Operational Resilience: Documenting Your Extreme Yet Plausible Scenarios in One Sentence
Published by Ben Saunders - OpRes Founder
Roughy a 2-minute read
“As an operational resilience SME, I want to view my workload distribution, so that I can understand concentration risks with cloud service providers across my important business services.”
If you are familiar with agile software delivery practices, then you will be used to the creation of user stories that identify the actors, actions, and outcomes that a software feature must be capable of delivering upon. For the last few months, the drafting of user stories and refining of our product backlog has been a constant at OpRes HQ. As a result, this got us thinking…Namely; “How can we apply agile software delivery practices to a detailed and thorough activity such as scenario testing, for the purposes of operational resilience?”
Subsequently, we took the idea of a user story and considered how we could apply the same concept to the identification of an extreme, yet plausible disruption to an important business service. The reality is that a single business service could experience any manner of disruptions. Whether these be through technology disruptions, malicious 3rd party attacks, financial or economic fluctuations. And even political or climate-driven interference. Indeed, the same scenario could be plausible across multiple important business services!
As part of your firm's identification of extreme, yet plausible scenarios you will no doubt have to perform some analysis and ask yourselves specific questions that may range from:
If this business service were disrupted, would it result in long-term damage to the firm, our customers, or the wider market?
Why does a specific disruption event result in a heightened level of concern to the firm?
If this disruption event were to occur, when would it result in the most damage to the firm, our customers, or the wider market?
Are there any single points of failure across our important business services? Whether these be technology, people, or facility-related?
Where there are single points of failure, how hard would it be to recover normal levels of service in a timely manner?

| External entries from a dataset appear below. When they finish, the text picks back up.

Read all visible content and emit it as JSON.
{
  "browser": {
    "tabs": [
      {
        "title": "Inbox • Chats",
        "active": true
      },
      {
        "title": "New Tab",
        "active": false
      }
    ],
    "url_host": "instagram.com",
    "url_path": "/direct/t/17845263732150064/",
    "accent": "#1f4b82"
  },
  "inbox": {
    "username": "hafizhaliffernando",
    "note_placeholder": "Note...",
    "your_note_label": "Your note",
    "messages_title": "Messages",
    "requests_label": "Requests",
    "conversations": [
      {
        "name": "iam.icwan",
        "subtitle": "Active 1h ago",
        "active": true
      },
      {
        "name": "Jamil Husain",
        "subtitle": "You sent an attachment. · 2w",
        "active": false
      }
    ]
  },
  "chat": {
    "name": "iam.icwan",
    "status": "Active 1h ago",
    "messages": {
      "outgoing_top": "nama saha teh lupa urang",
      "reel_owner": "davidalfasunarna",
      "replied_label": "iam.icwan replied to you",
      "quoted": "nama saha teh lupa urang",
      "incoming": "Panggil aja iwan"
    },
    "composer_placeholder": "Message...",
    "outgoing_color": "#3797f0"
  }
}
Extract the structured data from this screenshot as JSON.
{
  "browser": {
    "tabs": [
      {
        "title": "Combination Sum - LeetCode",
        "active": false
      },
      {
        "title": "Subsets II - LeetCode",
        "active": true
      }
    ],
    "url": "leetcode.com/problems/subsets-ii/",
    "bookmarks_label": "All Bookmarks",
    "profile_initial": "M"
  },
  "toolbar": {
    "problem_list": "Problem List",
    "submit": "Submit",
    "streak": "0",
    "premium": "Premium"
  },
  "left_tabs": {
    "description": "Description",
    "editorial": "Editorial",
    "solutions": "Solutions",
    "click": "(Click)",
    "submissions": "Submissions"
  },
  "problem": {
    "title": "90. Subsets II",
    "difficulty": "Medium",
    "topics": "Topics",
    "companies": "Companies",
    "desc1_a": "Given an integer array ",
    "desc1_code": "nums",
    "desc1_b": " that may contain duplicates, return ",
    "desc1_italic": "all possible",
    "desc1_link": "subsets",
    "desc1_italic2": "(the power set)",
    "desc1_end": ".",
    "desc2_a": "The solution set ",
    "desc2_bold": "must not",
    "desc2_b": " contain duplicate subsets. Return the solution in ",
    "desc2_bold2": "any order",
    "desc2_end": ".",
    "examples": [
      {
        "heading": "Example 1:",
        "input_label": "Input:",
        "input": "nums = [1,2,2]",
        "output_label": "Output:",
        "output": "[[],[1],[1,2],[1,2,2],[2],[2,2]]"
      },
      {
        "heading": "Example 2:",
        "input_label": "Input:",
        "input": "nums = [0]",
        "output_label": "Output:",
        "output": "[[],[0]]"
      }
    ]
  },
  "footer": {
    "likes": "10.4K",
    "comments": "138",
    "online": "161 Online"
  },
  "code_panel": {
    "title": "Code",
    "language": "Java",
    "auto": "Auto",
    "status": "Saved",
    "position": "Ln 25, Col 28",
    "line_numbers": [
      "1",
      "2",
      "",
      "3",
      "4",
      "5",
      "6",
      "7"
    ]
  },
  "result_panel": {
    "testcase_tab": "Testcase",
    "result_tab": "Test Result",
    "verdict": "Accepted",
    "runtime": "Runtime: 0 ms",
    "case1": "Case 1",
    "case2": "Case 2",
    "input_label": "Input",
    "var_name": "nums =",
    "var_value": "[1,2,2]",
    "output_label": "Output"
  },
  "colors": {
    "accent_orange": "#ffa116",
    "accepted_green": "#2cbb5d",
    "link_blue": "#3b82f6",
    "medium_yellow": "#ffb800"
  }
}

Do we have the required recovery strategies in place where single points of failure are prevalent across our important business services?
Once your firm has started to surface and document responses to these questions, now is the time to consolidate your findings and refine the scenario into a simple, one-sentence assertion. In the same way that a user story is underpinned by 3 components in the world of agile software development. We believe a similar concept can be applied in the scenario planning domain for operational resilience. By applying the following equation we believe firms can rapidly define and document their extreme yet plausible disruption scenarios:
[Cause X] Affecting [Activity/Resource X] Disrupting [Business Service X] Resulting in [Impact X]
Let’s bring this to life by providing a practical example….
“A database upgrade procedure (Cause) results in the corruption of customer account records (Resources) impacting our customer’s ability to view their current account balance and make payments out of their account (Important Business Services) for ten days, accompanied by a £5M penalty from the U.K.’s banking regulator (Impact and Customer Segment).”
Indeed, having a single sentence to underpin your operational resilience strategy is a simple and effective starting point. From here, your firm should then start to determine what existing investments have been made to protect against this disruption. Has your firm already established a sound recovery and ongoing testing plan to ensure it can cope based on this type of event? If so, you will need to evidence:
What are they?
Where are they stored?
Who owns them?
When were they last validated?
Do they still stand true based on your technology stacks, your people, and geographical dispersion?
What gaps presently exist across them and what is required to build confidence across the firm that your vulnerabilities have or are being addressed?
Ascertaining this initial baseline of data will be useful for tabletop exercises and war game scenarios to validate the suitability of your firm's response and recovery procedures. However, firms must ensure that they continue to identify ways in which they can decrease the frequency and severity of any such disruptions on their ability to operate in a business as usual manner. This means frequent and regular testing of their response and recovery procedures. Ongoing remediation of gaps that prevent speedy resolution of disruptions. As well as periodical reviews of their extreme but plausible scenarios and impact tolerances. s their business and the wider market changes over time.
Thanks for reading,
Ben